Kafka only provides a total order over records within a partition, not between different partitions in a topic. Per-partition ordering combined with the ability to partition data by key is sufficient for most applications. However, if you require a total order over records this can be achieved with a topic that has only one partition, though this will mean only one consumer process per consumer group.
Guarantees
保证
At a high-level Kafka gives the following guarantees:
kafka的高级api可以赋予以下保证:
Messages sent by a producer to a particular topic partition will be appended in the order they are sent. That is, if a record M1 is sent by the same producer as a record M2, and M1 is sent first, then M1 will have a lower offset than M2 and appear earlier in the log.

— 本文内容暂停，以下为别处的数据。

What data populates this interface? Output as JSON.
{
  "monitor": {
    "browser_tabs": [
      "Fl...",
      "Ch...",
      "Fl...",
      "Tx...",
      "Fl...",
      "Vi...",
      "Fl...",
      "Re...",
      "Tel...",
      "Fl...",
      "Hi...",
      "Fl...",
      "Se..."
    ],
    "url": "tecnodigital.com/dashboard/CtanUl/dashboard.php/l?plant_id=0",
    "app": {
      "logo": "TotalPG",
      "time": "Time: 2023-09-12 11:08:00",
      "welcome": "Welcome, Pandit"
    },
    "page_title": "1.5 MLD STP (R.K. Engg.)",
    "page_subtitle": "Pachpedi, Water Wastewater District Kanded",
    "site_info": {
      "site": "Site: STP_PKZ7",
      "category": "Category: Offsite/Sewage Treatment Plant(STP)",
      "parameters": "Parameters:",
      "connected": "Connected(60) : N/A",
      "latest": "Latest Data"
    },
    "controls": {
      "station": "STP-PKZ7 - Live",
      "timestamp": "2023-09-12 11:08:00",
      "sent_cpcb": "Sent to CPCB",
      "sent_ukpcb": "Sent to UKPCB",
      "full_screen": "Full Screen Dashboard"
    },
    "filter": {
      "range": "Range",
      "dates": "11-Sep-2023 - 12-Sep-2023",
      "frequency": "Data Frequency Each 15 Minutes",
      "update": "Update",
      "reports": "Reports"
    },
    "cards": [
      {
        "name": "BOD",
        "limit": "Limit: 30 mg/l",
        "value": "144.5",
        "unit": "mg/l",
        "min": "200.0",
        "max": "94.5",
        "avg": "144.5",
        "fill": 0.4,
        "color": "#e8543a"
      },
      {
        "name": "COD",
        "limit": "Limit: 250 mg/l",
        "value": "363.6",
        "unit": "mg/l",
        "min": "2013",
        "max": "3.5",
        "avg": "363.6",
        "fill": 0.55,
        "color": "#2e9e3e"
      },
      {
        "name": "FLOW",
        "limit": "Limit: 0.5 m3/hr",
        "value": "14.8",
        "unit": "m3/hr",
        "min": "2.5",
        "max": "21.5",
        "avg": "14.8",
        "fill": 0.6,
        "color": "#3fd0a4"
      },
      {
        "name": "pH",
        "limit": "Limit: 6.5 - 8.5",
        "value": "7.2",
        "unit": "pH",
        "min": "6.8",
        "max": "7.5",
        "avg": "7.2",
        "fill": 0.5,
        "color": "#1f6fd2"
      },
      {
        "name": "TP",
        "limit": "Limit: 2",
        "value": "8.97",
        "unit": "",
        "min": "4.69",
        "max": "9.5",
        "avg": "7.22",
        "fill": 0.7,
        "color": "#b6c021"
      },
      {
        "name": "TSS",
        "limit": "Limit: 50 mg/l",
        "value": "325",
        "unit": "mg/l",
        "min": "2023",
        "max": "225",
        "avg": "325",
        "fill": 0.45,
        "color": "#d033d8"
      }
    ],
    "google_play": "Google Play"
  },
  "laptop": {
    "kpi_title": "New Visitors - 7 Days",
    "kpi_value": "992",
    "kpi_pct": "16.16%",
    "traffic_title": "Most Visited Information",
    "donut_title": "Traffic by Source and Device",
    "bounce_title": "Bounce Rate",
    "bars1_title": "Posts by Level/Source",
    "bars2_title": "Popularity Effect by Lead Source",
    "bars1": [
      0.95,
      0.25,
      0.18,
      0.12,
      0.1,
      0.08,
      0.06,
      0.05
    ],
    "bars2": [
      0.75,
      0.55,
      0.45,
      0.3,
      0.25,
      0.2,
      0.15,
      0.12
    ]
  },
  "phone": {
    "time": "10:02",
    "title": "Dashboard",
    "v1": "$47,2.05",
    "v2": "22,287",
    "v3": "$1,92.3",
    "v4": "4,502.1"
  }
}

消息被生产者发送到一个特定的主题分区,消息将以发送的顺序追加到这个分区上面。比如,如果M1和M2消息都被同一个消费者发送,M1先发送,M1的偏移量将比M2的小且更早出现在日志上面。
A consumer instance sees records in the order they are stored in the log.
一个消费者实例按照记录存储在日志上的顺序读取。
For a topic with replication factor N, we will tolerate up to N-1 server failures without losing any records committed to the log.
一个主题的副本数是N,我们可以容忍N-1个服务器发生故障没而不会丢失任何提交到日志中的记录。
More details on these guarantees are given in the design section of the documentation.
关于担保的更多的细节将在文档的设计章节被给出来。